Baby, it's positively frigid outside. Whether you're snowed in by a humongous storm or just being lazy out of solidarity, we've got the week's best tech reads to occupy your time and ward off cabin fever.

  • Kira Peikoff tested three consumer-market DNA tests using her own genes, with striking—and varying—results. [The New York Times]
  • Mat Honan spent the year 2013 wearing Google Glass.
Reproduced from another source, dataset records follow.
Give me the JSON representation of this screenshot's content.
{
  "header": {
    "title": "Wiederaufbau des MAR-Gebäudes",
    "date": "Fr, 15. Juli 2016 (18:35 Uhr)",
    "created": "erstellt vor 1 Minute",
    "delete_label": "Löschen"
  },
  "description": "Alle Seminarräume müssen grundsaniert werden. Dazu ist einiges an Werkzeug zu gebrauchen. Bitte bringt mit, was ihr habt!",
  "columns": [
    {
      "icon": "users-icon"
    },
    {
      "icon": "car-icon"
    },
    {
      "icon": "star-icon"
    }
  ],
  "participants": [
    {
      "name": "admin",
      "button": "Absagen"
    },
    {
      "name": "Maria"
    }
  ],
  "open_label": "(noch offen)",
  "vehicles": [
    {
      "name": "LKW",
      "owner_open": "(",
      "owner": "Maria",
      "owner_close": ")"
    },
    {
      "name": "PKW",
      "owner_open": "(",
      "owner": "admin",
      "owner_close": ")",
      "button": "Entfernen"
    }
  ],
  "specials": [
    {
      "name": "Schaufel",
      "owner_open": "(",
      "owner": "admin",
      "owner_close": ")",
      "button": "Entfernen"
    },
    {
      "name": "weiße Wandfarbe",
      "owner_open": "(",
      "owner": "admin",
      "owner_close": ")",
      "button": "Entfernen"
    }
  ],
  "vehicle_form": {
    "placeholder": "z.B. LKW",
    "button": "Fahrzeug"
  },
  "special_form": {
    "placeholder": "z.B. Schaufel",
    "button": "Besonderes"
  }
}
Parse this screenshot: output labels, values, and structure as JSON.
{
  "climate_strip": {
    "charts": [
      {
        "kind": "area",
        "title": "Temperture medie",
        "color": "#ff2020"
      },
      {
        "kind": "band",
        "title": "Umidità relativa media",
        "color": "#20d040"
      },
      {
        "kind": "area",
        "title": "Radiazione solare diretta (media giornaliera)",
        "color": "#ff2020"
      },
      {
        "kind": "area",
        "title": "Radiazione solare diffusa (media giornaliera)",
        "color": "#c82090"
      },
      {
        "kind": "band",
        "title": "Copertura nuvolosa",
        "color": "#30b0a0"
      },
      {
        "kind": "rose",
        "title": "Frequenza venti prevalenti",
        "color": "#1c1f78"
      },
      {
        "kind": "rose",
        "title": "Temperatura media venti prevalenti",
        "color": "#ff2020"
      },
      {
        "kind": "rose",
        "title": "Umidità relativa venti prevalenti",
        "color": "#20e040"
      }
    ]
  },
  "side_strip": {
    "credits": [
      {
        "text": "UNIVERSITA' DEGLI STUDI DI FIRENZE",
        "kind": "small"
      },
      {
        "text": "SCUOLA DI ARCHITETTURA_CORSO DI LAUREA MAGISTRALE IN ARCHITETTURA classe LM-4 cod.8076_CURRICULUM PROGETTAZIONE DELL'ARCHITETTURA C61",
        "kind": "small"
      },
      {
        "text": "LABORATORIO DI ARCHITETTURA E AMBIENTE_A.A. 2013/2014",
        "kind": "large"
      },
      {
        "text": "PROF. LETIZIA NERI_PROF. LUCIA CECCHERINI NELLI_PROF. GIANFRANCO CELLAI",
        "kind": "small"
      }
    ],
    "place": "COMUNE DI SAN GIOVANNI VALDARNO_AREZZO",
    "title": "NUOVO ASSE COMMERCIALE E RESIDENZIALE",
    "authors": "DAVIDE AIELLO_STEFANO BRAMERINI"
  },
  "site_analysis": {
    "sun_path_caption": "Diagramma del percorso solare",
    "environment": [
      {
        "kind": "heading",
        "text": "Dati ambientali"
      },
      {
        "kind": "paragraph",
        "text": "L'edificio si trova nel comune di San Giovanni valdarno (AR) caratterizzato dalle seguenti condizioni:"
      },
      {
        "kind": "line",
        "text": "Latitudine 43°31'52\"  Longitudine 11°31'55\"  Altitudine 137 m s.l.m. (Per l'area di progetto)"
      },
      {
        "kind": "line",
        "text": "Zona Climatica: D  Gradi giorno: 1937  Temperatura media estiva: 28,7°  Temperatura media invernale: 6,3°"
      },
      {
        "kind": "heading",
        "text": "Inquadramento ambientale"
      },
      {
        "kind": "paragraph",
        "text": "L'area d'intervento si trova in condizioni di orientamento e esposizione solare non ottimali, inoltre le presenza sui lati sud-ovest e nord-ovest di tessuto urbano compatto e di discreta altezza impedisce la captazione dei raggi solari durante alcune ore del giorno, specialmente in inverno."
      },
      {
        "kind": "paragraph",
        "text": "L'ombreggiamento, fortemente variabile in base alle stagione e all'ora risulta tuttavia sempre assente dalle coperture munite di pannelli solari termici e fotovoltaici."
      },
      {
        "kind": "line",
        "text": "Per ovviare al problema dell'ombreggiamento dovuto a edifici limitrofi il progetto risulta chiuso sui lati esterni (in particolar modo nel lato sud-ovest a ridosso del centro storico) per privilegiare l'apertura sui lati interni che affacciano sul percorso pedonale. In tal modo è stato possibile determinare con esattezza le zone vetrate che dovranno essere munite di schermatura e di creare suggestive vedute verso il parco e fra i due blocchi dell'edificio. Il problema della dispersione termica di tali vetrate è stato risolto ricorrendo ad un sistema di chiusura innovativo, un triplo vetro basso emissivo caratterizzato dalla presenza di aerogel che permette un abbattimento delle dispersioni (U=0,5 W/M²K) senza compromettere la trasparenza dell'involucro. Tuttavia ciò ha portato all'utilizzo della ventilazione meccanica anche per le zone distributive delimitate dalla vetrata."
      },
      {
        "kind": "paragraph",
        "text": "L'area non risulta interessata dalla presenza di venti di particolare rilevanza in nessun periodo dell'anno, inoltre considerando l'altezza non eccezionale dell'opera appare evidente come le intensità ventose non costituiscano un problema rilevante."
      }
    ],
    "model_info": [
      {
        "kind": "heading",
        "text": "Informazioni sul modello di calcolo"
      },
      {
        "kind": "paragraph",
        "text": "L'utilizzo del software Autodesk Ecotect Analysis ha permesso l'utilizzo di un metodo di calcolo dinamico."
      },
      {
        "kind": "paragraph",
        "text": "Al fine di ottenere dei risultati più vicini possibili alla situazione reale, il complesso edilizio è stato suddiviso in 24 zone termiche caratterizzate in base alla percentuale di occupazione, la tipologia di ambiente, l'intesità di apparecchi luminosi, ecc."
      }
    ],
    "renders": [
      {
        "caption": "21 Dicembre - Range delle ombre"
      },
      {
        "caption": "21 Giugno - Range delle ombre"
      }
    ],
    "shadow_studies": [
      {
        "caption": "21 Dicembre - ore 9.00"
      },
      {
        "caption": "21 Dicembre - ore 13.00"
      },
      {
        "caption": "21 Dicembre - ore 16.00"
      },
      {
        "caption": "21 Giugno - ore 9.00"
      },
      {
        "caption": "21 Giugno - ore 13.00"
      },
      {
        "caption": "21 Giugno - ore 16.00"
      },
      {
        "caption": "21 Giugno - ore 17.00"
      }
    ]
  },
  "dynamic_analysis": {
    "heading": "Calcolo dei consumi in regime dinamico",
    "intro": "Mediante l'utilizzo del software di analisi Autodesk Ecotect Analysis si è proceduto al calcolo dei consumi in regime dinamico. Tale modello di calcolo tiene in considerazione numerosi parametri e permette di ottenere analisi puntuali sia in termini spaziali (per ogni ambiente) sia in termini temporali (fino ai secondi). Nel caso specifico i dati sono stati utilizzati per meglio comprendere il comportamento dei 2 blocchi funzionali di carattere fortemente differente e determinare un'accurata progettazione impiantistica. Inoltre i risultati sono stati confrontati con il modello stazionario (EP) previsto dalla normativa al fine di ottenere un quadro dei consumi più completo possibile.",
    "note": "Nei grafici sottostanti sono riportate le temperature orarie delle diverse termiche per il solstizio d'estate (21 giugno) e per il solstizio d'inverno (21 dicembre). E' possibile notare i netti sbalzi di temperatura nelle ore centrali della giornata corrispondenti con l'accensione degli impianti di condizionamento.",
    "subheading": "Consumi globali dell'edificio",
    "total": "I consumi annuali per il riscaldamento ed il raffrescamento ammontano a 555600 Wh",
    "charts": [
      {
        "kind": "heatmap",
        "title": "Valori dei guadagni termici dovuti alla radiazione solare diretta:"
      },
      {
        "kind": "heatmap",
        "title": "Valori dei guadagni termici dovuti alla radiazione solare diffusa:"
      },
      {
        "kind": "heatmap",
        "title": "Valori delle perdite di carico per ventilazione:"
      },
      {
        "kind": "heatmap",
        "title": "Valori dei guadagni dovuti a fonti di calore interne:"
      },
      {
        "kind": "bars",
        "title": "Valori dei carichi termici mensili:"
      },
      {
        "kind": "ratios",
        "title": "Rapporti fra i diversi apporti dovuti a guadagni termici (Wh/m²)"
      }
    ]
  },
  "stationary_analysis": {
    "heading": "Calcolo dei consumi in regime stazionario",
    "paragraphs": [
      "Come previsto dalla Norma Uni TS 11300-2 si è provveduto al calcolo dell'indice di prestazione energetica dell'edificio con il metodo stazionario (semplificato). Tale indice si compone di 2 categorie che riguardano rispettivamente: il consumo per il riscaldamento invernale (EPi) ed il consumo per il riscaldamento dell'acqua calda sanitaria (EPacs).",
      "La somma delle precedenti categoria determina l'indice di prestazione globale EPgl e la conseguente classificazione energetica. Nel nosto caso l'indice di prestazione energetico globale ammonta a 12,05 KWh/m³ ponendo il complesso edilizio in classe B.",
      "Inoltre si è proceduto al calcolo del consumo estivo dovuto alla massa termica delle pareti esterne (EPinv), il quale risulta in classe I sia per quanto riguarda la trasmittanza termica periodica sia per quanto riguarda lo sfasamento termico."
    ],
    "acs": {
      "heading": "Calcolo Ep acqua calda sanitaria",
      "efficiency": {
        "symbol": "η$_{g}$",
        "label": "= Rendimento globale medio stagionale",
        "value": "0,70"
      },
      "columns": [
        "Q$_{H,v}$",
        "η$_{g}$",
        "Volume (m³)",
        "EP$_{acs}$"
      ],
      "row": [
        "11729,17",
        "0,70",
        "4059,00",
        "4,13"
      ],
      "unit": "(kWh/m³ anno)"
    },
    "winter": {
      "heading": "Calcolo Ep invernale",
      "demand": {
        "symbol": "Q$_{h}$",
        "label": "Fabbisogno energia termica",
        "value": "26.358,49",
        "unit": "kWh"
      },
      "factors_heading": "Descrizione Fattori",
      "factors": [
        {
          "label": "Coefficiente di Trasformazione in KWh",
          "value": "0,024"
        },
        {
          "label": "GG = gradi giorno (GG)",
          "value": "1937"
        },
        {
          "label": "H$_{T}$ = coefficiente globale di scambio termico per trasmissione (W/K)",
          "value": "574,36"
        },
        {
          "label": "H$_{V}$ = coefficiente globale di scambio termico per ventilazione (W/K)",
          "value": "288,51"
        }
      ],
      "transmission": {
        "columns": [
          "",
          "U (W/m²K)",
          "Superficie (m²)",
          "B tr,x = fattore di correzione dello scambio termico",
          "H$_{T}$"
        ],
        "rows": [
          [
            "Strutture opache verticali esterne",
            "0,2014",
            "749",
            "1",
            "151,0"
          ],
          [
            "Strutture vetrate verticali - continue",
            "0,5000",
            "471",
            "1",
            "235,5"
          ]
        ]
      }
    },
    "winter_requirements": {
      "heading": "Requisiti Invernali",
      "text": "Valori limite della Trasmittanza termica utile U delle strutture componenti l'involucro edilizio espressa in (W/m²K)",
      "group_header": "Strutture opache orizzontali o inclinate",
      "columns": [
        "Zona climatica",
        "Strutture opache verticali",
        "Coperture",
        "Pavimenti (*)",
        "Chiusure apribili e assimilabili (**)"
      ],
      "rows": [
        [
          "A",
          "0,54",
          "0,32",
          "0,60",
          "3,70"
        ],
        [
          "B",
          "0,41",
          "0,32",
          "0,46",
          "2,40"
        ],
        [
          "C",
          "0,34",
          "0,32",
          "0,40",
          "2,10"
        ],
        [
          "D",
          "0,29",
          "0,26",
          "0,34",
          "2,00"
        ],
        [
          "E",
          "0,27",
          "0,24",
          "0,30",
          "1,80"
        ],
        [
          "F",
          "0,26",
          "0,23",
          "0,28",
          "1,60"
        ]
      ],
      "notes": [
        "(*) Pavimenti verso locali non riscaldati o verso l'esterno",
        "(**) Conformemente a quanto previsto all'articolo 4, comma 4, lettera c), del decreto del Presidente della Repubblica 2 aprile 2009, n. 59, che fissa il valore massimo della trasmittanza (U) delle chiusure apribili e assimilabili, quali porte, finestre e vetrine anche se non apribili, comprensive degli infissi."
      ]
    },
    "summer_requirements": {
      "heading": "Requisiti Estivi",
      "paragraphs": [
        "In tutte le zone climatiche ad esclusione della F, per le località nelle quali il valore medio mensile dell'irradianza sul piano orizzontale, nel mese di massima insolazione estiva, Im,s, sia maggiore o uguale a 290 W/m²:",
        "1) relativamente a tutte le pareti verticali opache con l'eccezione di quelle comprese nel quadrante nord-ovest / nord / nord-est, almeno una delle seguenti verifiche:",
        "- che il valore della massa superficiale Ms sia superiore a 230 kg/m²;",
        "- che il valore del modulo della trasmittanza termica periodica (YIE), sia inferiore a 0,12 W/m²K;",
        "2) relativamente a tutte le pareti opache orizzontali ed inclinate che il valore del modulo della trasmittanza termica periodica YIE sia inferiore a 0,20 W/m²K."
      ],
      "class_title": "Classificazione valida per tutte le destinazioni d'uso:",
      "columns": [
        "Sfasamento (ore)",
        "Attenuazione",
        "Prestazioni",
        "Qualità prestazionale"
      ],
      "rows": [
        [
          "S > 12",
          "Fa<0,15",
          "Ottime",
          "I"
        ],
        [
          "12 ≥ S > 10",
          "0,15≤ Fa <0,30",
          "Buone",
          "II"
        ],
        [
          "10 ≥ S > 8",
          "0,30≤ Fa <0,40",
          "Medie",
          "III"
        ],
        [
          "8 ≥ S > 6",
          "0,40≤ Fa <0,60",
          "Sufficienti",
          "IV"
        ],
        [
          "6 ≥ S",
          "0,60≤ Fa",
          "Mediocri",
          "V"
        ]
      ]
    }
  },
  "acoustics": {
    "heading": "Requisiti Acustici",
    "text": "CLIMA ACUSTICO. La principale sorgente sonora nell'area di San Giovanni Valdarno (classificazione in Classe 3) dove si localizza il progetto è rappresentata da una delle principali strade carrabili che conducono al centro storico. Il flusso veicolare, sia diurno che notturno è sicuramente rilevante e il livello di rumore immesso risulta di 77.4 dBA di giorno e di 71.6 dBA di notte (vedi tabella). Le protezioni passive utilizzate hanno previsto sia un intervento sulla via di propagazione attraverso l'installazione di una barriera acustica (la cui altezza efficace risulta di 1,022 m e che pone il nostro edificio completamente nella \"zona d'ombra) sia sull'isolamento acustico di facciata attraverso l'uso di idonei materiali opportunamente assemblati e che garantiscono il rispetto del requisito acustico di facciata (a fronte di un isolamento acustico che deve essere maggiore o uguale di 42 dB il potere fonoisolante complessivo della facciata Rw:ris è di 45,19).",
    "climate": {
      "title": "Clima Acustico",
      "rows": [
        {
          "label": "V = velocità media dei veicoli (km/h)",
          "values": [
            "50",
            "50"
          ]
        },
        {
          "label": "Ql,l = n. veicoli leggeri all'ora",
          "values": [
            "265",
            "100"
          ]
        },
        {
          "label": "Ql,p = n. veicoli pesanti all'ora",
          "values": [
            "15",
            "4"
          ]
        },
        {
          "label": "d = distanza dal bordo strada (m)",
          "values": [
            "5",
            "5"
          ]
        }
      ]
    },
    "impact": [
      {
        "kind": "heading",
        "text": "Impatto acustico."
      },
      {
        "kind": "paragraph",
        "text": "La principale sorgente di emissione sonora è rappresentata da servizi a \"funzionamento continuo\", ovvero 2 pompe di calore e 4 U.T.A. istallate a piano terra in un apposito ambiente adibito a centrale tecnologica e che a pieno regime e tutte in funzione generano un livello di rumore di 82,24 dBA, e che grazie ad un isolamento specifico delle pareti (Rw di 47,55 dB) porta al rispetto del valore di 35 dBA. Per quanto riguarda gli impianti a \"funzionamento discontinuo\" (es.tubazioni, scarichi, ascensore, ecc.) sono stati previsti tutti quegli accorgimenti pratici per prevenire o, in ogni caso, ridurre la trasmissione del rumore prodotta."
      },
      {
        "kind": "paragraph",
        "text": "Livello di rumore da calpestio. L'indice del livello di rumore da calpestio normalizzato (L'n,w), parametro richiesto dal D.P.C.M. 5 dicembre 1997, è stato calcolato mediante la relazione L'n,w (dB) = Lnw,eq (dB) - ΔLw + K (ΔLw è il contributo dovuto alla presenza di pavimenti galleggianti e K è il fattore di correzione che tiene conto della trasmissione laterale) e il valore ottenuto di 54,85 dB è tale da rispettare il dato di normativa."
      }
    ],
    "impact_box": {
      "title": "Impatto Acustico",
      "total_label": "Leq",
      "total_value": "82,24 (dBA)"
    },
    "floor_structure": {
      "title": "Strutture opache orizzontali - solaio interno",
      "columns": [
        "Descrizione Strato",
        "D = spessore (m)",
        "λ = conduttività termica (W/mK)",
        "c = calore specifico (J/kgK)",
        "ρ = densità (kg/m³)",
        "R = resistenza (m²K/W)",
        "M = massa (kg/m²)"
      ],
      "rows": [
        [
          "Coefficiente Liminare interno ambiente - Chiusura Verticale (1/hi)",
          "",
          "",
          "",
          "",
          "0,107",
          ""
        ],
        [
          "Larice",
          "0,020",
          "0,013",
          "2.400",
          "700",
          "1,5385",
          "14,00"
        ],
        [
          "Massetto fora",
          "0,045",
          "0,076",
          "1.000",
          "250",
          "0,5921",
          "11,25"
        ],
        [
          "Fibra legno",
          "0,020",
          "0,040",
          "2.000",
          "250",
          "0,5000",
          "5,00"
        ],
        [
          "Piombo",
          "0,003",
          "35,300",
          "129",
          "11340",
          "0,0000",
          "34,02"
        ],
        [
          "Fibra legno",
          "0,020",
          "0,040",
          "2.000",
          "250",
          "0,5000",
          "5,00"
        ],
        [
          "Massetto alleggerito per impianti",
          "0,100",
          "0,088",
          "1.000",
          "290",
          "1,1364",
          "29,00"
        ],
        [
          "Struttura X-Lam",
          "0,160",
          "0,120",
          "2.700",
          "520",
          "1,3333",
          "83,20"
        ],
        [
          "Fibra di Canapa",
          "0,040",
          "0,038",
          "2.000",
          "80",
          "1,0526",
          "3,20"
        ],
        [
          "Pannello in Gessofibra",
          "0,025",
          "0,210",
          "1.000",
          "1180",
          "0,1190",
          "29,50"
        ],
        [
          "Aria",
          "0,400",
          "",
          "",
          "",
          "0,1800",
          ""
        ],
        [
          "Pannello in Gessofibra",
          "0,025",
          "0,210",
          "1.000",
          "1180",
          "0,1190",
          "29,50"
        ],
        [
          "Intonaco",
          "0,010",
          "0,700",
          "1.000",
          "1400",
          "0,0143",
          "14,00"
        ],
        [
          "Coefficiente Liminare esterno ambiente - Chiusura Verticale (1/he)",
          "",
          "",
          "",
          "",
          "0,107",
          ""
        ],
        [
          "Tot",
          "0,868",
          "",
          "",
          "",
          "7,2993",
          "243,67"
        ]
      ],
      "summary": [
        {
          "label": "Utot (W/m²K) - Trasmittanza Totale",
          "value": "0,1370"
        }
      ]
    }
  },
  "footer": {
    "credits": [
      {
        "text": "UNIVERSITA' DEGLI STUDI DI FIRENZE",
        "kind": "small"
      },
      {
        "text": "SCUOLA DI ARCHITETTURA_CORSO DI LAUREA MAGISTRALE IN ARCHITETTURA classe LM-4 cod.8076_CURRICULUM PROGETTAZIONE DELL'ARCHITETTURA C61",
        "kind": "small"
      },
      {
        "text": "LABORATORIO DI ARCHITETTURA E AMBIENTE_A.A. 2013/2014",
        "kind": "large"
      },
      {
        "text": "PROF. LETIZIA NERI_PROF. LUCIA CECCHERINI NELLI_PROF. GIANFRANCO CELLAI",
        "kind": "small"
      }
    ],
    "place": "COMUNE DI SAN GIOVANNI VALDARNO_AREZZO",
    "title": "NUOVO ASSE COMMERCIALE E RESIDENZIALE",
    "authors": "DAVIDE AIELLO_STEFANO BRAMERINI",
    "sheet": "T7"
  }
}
Turns out face-computing has some very big pluses, and some major caveats. [Wired]
  • Benjamin Bratton casts a critical eye at TED Talks, which despite massive pop-culture popularity, have a pretty lousy success rate when it comes to bringing about actual change. [The Guardian]
  • Alexis Madrigal painstakingly reverse-engineered Netflix's genre-assignment system to figure out where all 76,897 micro-categories come from. [The Atlantic]
  • Craig Mod looks at his long love affair with cameras and wonders if he, and we, are over it. [The New Yorker]
  • Dan Rodney has an enormously helpful collection of all the Mac keyboard shortcuts you forgot, or probably never knew about in the first place. [Dan Rodney]
  • Mohsin Hamid and Anna Holmes discuss how the reading experience changes when people ditch print for e-books. [The New York Times]
  • Kashmir Hill looks at the other way people are making money from bitcoin: by building and selling bitcoin-mining machines. [Forbes]

Image: This Friday, Jan. 3, 2014 satellite image provided by the National Oceanic and Atmospheric Administration shows the blanket of snow that stretches from the Midwest across to New England after a massive winter storm moved over the region. (AP Photo / National Oceanic and Atmospheric Administration)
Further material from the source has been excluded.